#RealMoneyTalk: How To Manage Your Student Loans As a Freelancer

Real Money Talk

As a freelancer, you face a lot of challenges that other workers might not face. It’s important to think about the ways you manage debt, especially student loans, while also maintaining a budget that helps you track your progress towards your financial goals. But, why the emphasis on student loan debt?

Student loan debt is extremely difficult to wipe away, even in bankruptcy. While many say it’s impossible to wipe it away, the truth is that it depends on the judge you end up with during your legal battle and what the bankruptcy rules are in the district. The law includes unclear language that says a student must prove “undue hardship” will occur if they submit payments to their student loan issuer. Congress does not have a specific definition of what this actually means, so in a case, it’s left to the courts and judge to interpret.

It’s safe to say that most people with student loans, especially freelance workers, will not be willing or able to file for bankruptcy, so it’s especially important to put measures in place that help deal with an inconsistent monthly income. Here are 4 factors to consider when managing student loans as a freelancer.

Improve your time management skills

Time management is a critical skill for freelancers. Nobody’s there to tell you what to do– you’re the boss. When organizing your time, be sure to devote some to understanding the complex language of your student loans. Just 20 minutes of reading per day can help you break down complex terms such as deferment and forbearance. Not understanding your responsibility with student loans can cost you points on your credit score and harm you in other ways in the long run. So, making time now to really grasp your situation and what your options are can go a long way! 

Make the minimum payment 

Many financial experts and gurus tend to preach that making the minimum payment on your debt is a bad idea. This is primarily because it extends the term of your loan, meaning how long it takes for you to pay it off. The reality is, it’s okay to use this as a temporary relief tool. Once you’re able to contribute more money each month, you absolutely should. This will save you time and money from making interest payments. Making the minimum payment keeps your credit in good standing because you’re not missing any monthly payments. As long as you commit to increase your monthly contributions, then this is a perfectly viable crutch to lean on when you’re low of gigs or looking for new clientele. 

Consider your repayment plan options 

As a freelancer, it’s tough to know when you’ll have more money coming in from higher-paying projects. However, you can calculate your average income based on your income in the past 3-6 months to see if it qualifies you for a lower student loan payment. This is available to those who have federal student loans through the United States government.

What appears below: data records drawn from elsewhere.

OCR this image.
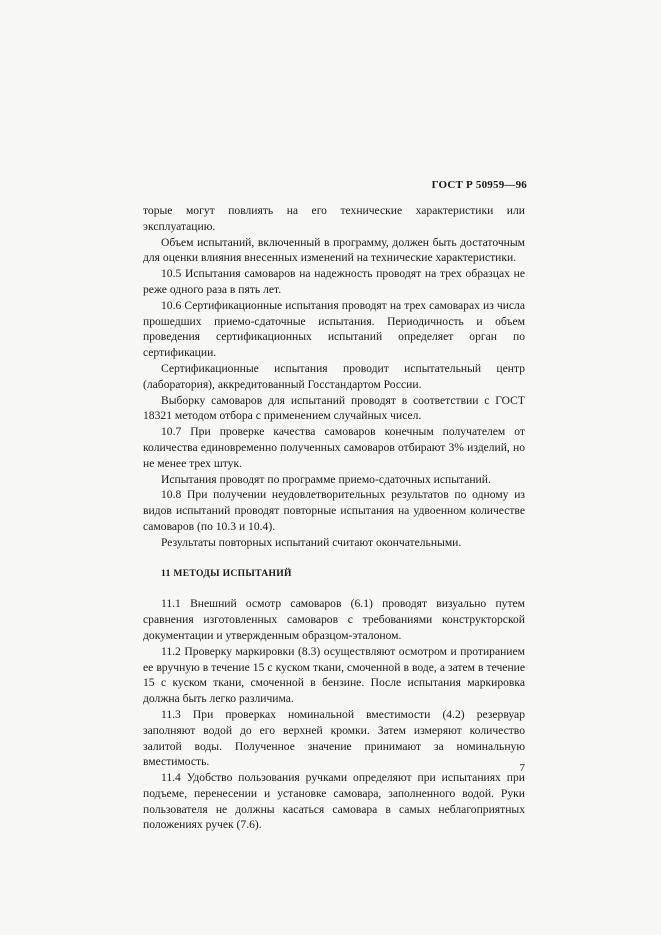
ГОСТ Р 50959—96

торые могут повлиять на его технические характеристики или эксплуатацию.

Объем испытаний, включенный в программу, должен быть достаточным для оценки влияния внесенных изменений на технические характеристики.

10.5 Испытания самоваров на надежность проводят на трех образцах не реже одного раза в пять лет.

10.6 Сертификационные испытания проводят на трех самоварах из числа прошедших приемо-сдаточные испытания. Периодичность и объем проведения сертификационных испытаний определяет орган по сертификации.

Сертификационные испытания проводит испытательный центр (лаборатория), аккредитованный Госстандартом России.

Выборку самоваров для испытаний проводят в соответствии с ГОСТ 18321 методом отбора с применением случайных чисел.

10.7 При проверке качества самоваров конечным получателем от количества единовременно полученных самоваров отбирают 3% изделий, но не менее трех штук.

Испытания проводят по программе приемо-сдаточных испытаний.

10.8 При получении неудовлетворительных результатов по одному из видов испытаний проводят повторные испытания на удвоенном количестве самоваров (по 10.3 и 10.4).

Результаты повторных испытаний считают окончательными.

11 МЕТОДЫ ИСПЫТАНИЙ

11.1 Внешний осмотр самоваров (6.1) проводят визуально путем сравнения изготовленных самоваров с требованиями конструкторской документации и утвержденным образцом-эталоном.

11.2 Проверку маркировки (8.3) осуществляют осмотром и протиранием ее вручную в течение 15 с куском ткани, смоченной в воде, а затем в течение 15 с куском ткани, смоченной в бензине. После испытания маркировка должна быть легко различима.

11.3 При проверках номинальной вместимости (4.2) резервуар заполняют водой до его верхней кромки. Затем измеряют количество залитой воды. Полученное значение принимают за номинальную вместимость.

11.4 Удобство пользования ручками определяют при испытаниях при подъеме, перенесении и установке самовара, заполненного водой. Руки пользователя не должны касаться самовара в самых неблагоприятных положениях ручек (7.6).

7
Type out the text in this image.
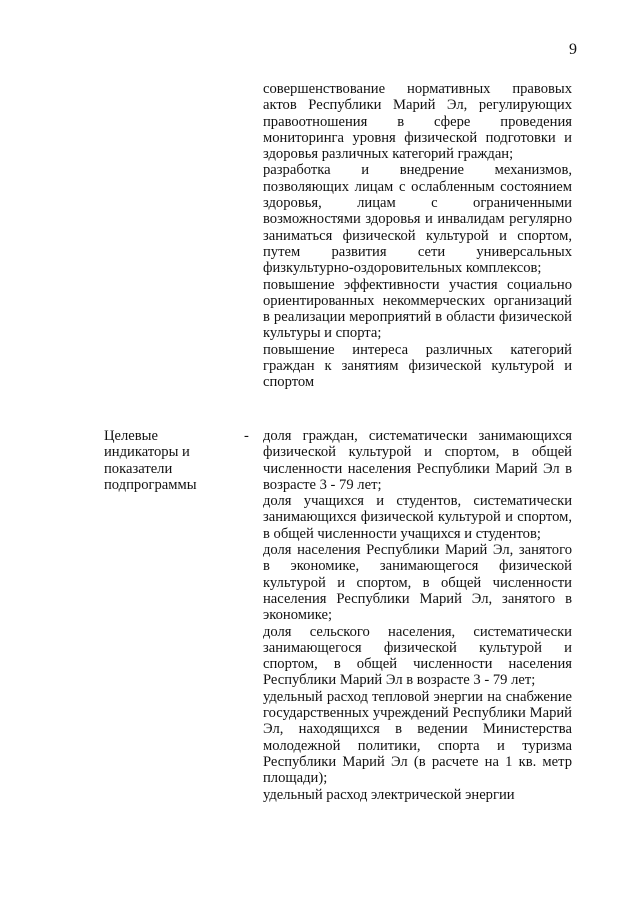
9

совершенствование нормативных правовых актов Республики Марий Эл, регулирующих правоотношения в сфере проведения мониторинга уровня физической подготовки и здоровья различных категорий граждан;

разработка и внедрение механизмов, позволяющих лицам с ослабленным состоянием здоровья, лицам с ограниченными возможностями здоровья и инвалидам регулярно заниматься физической культурой и спортом, путем развития сети универсальных физкультурно-оздоровительных комплексов;

повышение эффективности участия социально ориентированных некоммерческих организаций в реализации мероприятий в области физической культуры и спорта;

повышение интереса различных категорий граждан к занятиям физической культурой и спортом

Целевые индикаторы и показатели подпрограммы
- доля граждан, систематически занимающихся физической культурой и спортом, в общей численности населения Республики Марий Эл в возрасте 3 - 79 лет;

доля учащихся и студентов, систематически занимающихся физической культурой и спортом, в общей численности учащихся и студентов;

доля населения Республики Марий Эл, занятого в экономике, занимающегося физической культурой и спортом, в общей численности населения Республики Марий Эл, занятого в экономике;

доля сельского населения, систематически занимающегося физической культурой и спортом, в общей численности населения Республики Марий Эл в возрасте 3 - 79 лет;

удельный расход тепловой энергии на снабжение государственных учреждений Республики Марий Эл, находящихся в ведении Министерства молодежной политики, спорта и туризма Республики Марий Эл (в расчете на 1 кв. метр площади);

удельный расход электрической энергии
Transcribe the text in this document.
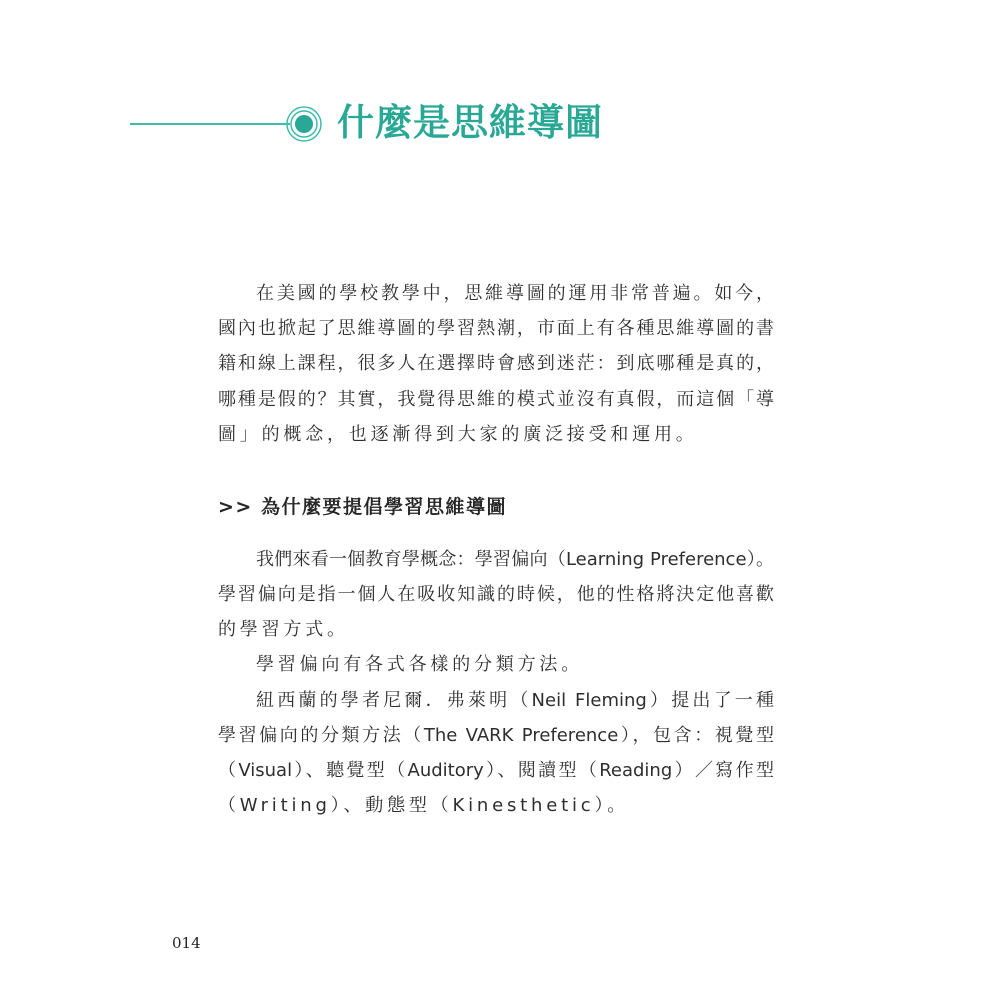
什麼是思維導圖
在美國的學校教學中，思維導圖的運用非常普遍。如今，
國內也掀起了思維導圖的學習熱潮，市面上有各種思維導圖的書
籍和線上課程，很多人在選擇時會感到迷茫：到底哪種是真的，
哪種是假的？其實，我覺得思維的模式並沒有真假，而這個「導
圖」的概念，也逐漸得到大家的廣泛接受和運用。
>> 為什麼要提倡學習思維導圖
我們來看一個教育學概念：學習偏向（Learning Preference）。
學習偏向是指一個人在吸收知識的時候，他的性格將決定他喜歡
的學習方式。
學習偏向有各式各樣的分類方法。
紐西蘭的學者尼爾．弗萊明（Neil Fleming）提出了一種
學習偏向的分類方法（The VARK Preference），包含：視覺型
（Visual）、聽覺型（Auditory）、閱讀型（Reading）／寫作型
（Writing）、動態型（Kinesthetic）。
014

To do this, log on to your student loan portal online to see if the “income-based” repayment option could be right for you. As your income increases over time, so will your monthly payments. If you have trouble gathering documents that show a trend of low-income, then you may want to check out the extended graduated repayment plan. This will lower your monthly payment as it splits your payments evenly throughout a little more than two decades. The key here is to make sure that you are not automatically enrolled in the 10-year standard repayment plan. This plan is aggressive and comes with a higher student loan payment each month. Make sure that you are in control of the repayment plan you’re following. 

Charge a fair rate for your work

Many freelancers get stuck when it comes to setting fair prices for their services or products. It’s very important that you conduct some market research to ensure your rates are similar the standard going rate win the market. The worst thing you can do is under-charge for your services. It devalues your work and will bring in a different set of challenges when you eventually try to increase your rate. By bringing in more income, you can begin to set some of that money aside monthly to pay off your debt! 

Create a bare-bones budget

This is a budget that lists your minimum monthly spending required to survive and fulfill your most important financial obligations. That includes things like housing, gas, utilities, required minimum payments on debt, essential food, basic insurance, essential family expenses and basic personal care. It does not include anything fancy or discretionary. This means minimal spending on entertainment, shopping, eating out, travel or any hobbies. While this may sound harsh, the point of a bare-bones budget is to get you through the toughest months. 

This is just a shortlist of things to consider, but it serves as a great starting place for freelancers who may be struggling with student loan debt and not given this much thought yet. 

Trying to tackle all of these steps at once is simply a recipe for disaster. As with any project, start by taking one step at a time! Tackling student loan debt can seem impossible to do when you don’t have a steady paycheck, but with the right tools and mindset, you can definitely put yourself on the right track to pay them off following a timeline that works for you!